Genre purists may chafe at the expectations subverted in Unforgivable, a layered, character-driven drama with the aura of a sunny Venetian noir that never quite bursts into full-blown mayhem. Adapting a popular novel by Philippe Djian (whose fiction also inspired the fevered ’80s hit Betty Blue), director André Téchiné and co-scenarist Mehdi Ben Attia build a network of relationships among the five principal characters—parents and children, mates, lovers old and new, client and detective—that channels anguish, ambitions, and resentments. As in his recent successes, The Witnesses and Changing Times, Téchiné observes with an egalitarian eye, attending to criminals and deceptively refined artists, to expose for his audience the passions and turbulence that fill them all with desperation, doubt, and surprising reserves of strength.

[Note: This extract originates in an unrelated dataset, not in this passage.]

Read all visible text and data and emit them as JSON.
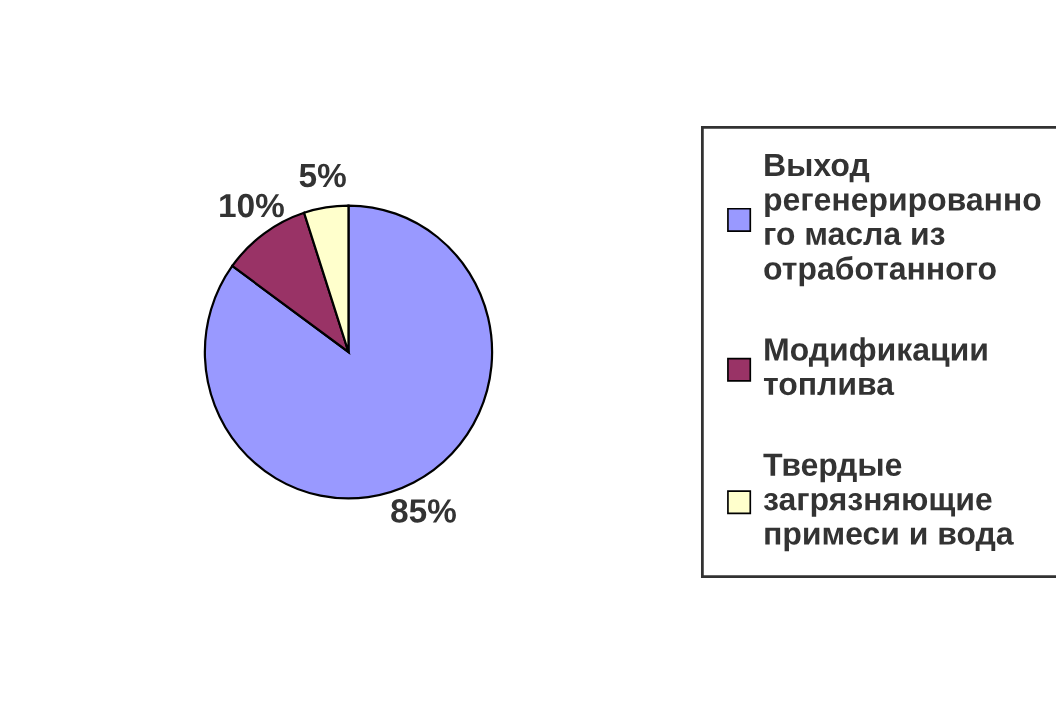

Unfolding over several seasons, Téchiné’s narrative web spins out from the quick-flowering love of successful, sexagenarian crime writer Francis (André Dussollier, reliably empathetic but flinty) and Judith, a somewhat younger model turned real-estate broker he marries and lives with in the house on Sant’Erasmo island she found for him. (That she’s embodied by Carole Bouquet, still as singularly striking as when she was a youthful beauty for Buñuel and James Bond, but now fully capable of conveying an experienced woman’s unsettled feelings about her past, makes for a rich, wonderfully resonant pairing of actor and role.) Francis’s writing becomes blocked, and he gazes repeatedly at Judith through binoculars as doubts about her fidelity surface, but the complications that plague him aren’t solely connubial; his grown daughter (Mélanie Thierry) has gone without a trace, perhaps by running off with an aristocratic drug dealer, leaving her child behind on Sant’Erasmo. Francis engages Anna Maria (Adriana Asti), an eccentric private investigator and onetime lover of Judith’s, on the disappearance case, and eventually displaces his fatherly concerns (and anger) onto Anna Maria’s problem child, a newly liberated, volatile ex-con (Mauro Conte as another of Téchiné’s lost boys).

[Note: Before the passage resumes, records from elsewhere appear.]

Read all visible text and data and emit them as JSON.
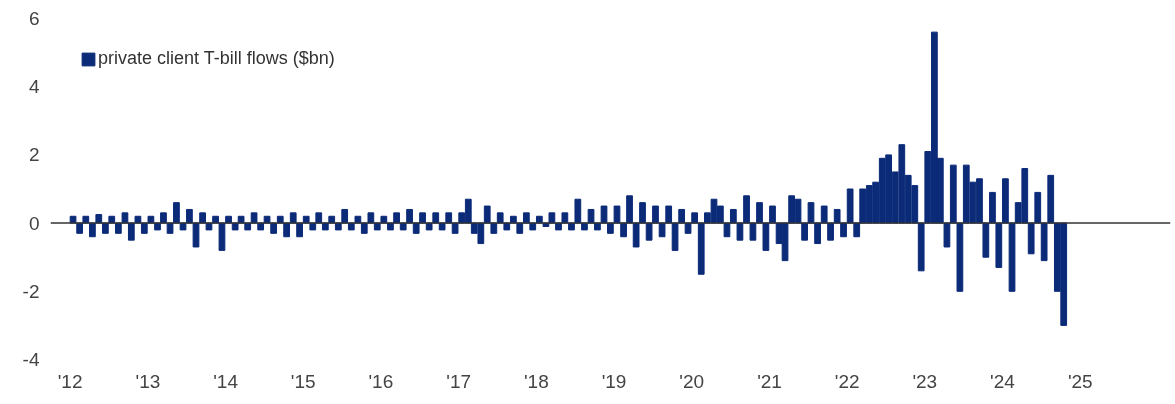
{
  "chart_data": {
    "type": "bar",
    "x": [
      "2012-01-15",
      "2012-02-15",
      "2012-03-15",
      "2012-04-15",
      "2012-05-15",
      "2012-06-15",
      "2012-07-15",
      "2012-08-15",
      "2012-09-15",
      "2012-10-15",
      "2012-11-15",
      "2012-12-15",
      "2013-01-15",
      "2013-02-15",
      "2013-03-15",
      "2013-04-15",
      "2013-05-15",
      "2013-06-15",
      "2013-07-15",
      "2013-08-15",
      "2013-09-15",
      "2013-10-15",
      "2013-11-15",
      "2013-12-15",
      "2014-01-15",
      "2014-02-15",
      "2014-03-15",
      "2014-04-15",
      "2014-05-15",
      "2014-06-15",
      "2014-07-15",
      "2014-08-15",
      "2014-09-15",
      "2014-10-15",
      "2014-11-15",
      "2014-12-15",
      "2015-01-15",
      "2015-02-15",
      "2015-03-15",
      "2015-04-15",
      "2015-05-15",
      "2015-06-15",
      "2015-07-15",
      "2015-08-15",
      "2015-09-15",
      "2015-10-15",
      "2015-11-15",
      "2015-12-15",
      "2016-01-15",
      "2016-02-15",
      "2016-03-15",
      "2016-04-15",
      "2016-05-15",
      "2016-06-15",
      "2016-07-15",
      "2016-08-15",
      "2016-09-15",
      "2016-10-15",
      "2016-11-15",
      "2016-12-15",
      "2017-01-15",
      "2017-02-15",
      "2017-03-15",
      "2017-04-15",
      "2017-05-15",
      "2017-06-15",
      "2017-07-15",
      "2017-08-15",
      "2017-09-15",
      "2017-10-15",
      "2017-11-15",
      "2017-12-15",
      "2018-01-15",
      "2018-02-15",
      "2018-03-15",
      "2018-04-15",
      "2018-05-15",
      "2018-06-15",
      "2018-07-15",
      "2018-08-15",
      "2018-09-15",
      "2018-10-15",
      "2018-11-15",
      "2018-12-15",
      "2019-01-15",
      "2019-02-15",
      "2019-03-15",
      "2019-04-15",
      "2019-05-15",
      "2019-06-15",
      "2019-07-15",
      "2019-08-15",
      "2019-09-15",
      "2019-10-15",
      "2019-11-15",
      "2019-12-15",
      "2020-01-15",
      "2020-02-15",
      "2020-03-15",
      "2020-04-15",
      "2020-05-15",
      "2020-06-15",
      "2020-07-15",
      "2020-08-15",
      "2020-09-15",
      "2020-10-15",
      "2020-11-15",
      "2020-12-15",
      "2021-01-15",
      "2021-02-15",
      "2021-03-15",
      "2021-04-15",
      "2021-05-15",
      "2021-06-15",
      "2021-07-15",
      "2021-08-15",
      "2021-09-15",
      "2021-10-15",
      "2021-11-15",
      "2021-12-15",
      "2022-01-15",
      "2022-02-15",
      "2022-03-15",
      "2022-04-15",
      "2022-05-15",
      "2022-06-15",
      "2022-07-15",
      "2022-08-15",
      "2022-09-15",
      "2022-10-15",
      "2022-11-15",
      "2022-12-15",
      "2023-01-15",
      "2023-02-15",
      "2023-03-15",
      "2023-04-15",
      "2023-05-15",
      "2023-06-15",
      "2023-07-15",
      "2023-08-15",
      "2023-09-15",
      "2023-10-15",
      "2023-11-15",
      "2023-12-15",
      "2024-01-15",
      "2024-02-15",
      "2024-03-15",
      "2024-04-15",
      "2024-05-15",
      "2024-06-15",
      "2024-07-15",
      "2024-08-15",
      "2024-09-15",
      "2024-10-15"
    ],
    "series": [
      {
        "name": "private client T-bill flows ($bn)",
        "color": "#0b2a78",
        "values": [
          0.2,
          -0.3,
          0.2,
          -0.4,
          0.25,
          -0.3,
          0.2,
          -0.3,
          0.3,
          -0.5,
          0.2,
          -0.3,
          0.2,
          -0.2,
          0.3,
          -0.3,
          0.6,
          -0.2,
          0.4,
          -0.7,
          0.3,
          -0.2,
          0.2,
          -0.8,
          0.2,
          -0.2,
          0.2,
          -0.2,
          0.3,
          -0.2,
          0.2,
          -0.3,
          0.2,
          -0.4,
          0.3,
          -0.4,
          0.2,
          -0.2,
          0.3,
          -0.2,
          0.2,
          -0.2,
          0.4,
          -0.2,
          0.2,
          -0.3,
          0.3,
          -0.2,
          0.2,
          -0.2,
          0.3,
          -0.2,
          0.4,
          -0.3,
          0.3,
          -0.2,
          0.3,
          -0.2,
          0.3,
          -0.3,
          0.3,
          0.7,
          -0.3,
          -0.6,
          0.5,
          -0.3,
          0.3,
          -0.2,
          0.2,
          -0.3,
          0.3,
          -0.2,
          0.2,
          -0.1,
          0.3,
          -0.2,
          0.3,
          -0.2,
          0.7,
          -0.2,
          0.4,
          -0.2,
          0.5,
          -0.3,
          0.5,
          -0.4,
          0.8,
          -0.7,
          0.6,
          -0.5,
          0.5,
          -0.4,
          0.5,
          -0.8,
          0.4,
          -0.3,
          0.3,
          -1.5,
          0.3,
          0.7,
          0.5,
          -0.4,
          0.4,
          -0.5,
          0.8,
          -0.5,
          0.6,
          -0.8,
          0.5,
          -0.6,
          -1.1,
          0.8,
          0.7,
          -0.5,
          0.6,
          -0.6,
          0.5,
          -0.5,
          0.4,
          -0.4,
          1.0,
          -0.4,
          1.0,
          1.1,
          1.2,
          1.9,
          2.0,
          1.5,
          2.3,
          1.4,
          1.1,
          -1.4,
          2.1,
          5.6,
          1.9,
          -0.7,
          1.7,
          -2.0,
          1.7,
          1.2,
          1.3,
          -1.0,
          0.9,
          -1.3,
          1.3,
          -2.0,
          0.6,
          1.6,
          -0.9,
          0.9,
          -1.1,
          1.4,
          -2.0,
          -3.0
        ]
      }
    ],
    "xlim": [
      "2011-10-01",
      "2026-03-01"
    ],
    "xticks": [
      {
        "value": "2012-01-01",
        "label": "'12"
      },
      {
        "value": "2013-01-01",
        "label": "'13"
      },
      {
        "value": "2014-01-01",
        "label": "'14"
      },
      {
        "value": "2015-01-01",
        "label": "'15"
      },
      {
        "value": "2016-01-01",
        "label": "'16"
      },
      {
        "value": "2017-01-01",
        "label": "'17"
      },
      {
        "value": "2018-01-01",
        "label": "'18"
      },
      {
        "value": "2019-01-01",
        "label": "'19"
      },
      {
        "value": "2020-01-01",
        "label": "'20"
      },
      {
        "value": "2021-01-01",
        "label": "'21"
      },
      {
        "value": "2022-01-01",
        "label": "'22"
      },
      {
        "value": "2023-01-01",
        "label": "'23"
      },
      {
        "value": "2024-01-01",
        "label": "'24"
      },
      {
        "value": "2025-01-01",
        "label": "'25"
      }
    ],
    "ylim": [
      -4,
      6
    ],
    "yticks": [
      -4,
      -2,
      0,
      2,
      4,
      6
    ],
    "ref_lines": [
      {
        "axis": "y",
        "value": 0,
        "color": "#333333"
      }
    ],
    "legend": "top left",
    "grid": false
  }
}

As always, the director’s style is fluid and crucially subjective, following characters down alleys or canals, his frame regularly fading to black, and whiting out in moments of emotional trauma. The movie’s Venice, as shot by cinematographer Julien Hirsch, is one where danger and mystery are seamlessly woven into the beauty of the canals and piazzas. Occasionally its metaphors are a bit heavy-handed, as with Judith’s periodic nosebleeds initiated by receiving purely psychological blows from Francis, but Téchiné’s vibrant work with actors and defiantly unconventional dramatic arcs fill Unforgivable with an organic insistence against lazy assumptions and for watchful engagement. (When a character seemingly speaks for the audience by saying to Judith, “I hear you’re a femme fatale,” the blunt reply is “No.”) Téchiné’s latest humanist drama is not among his very best, but his accumulation of unexpected, occasionally punishing detail, including a father’s humiliation via video message and a sudden act of animal cruelty, makes for a characteristically curious probing of its inhabitants’ hearts and minds.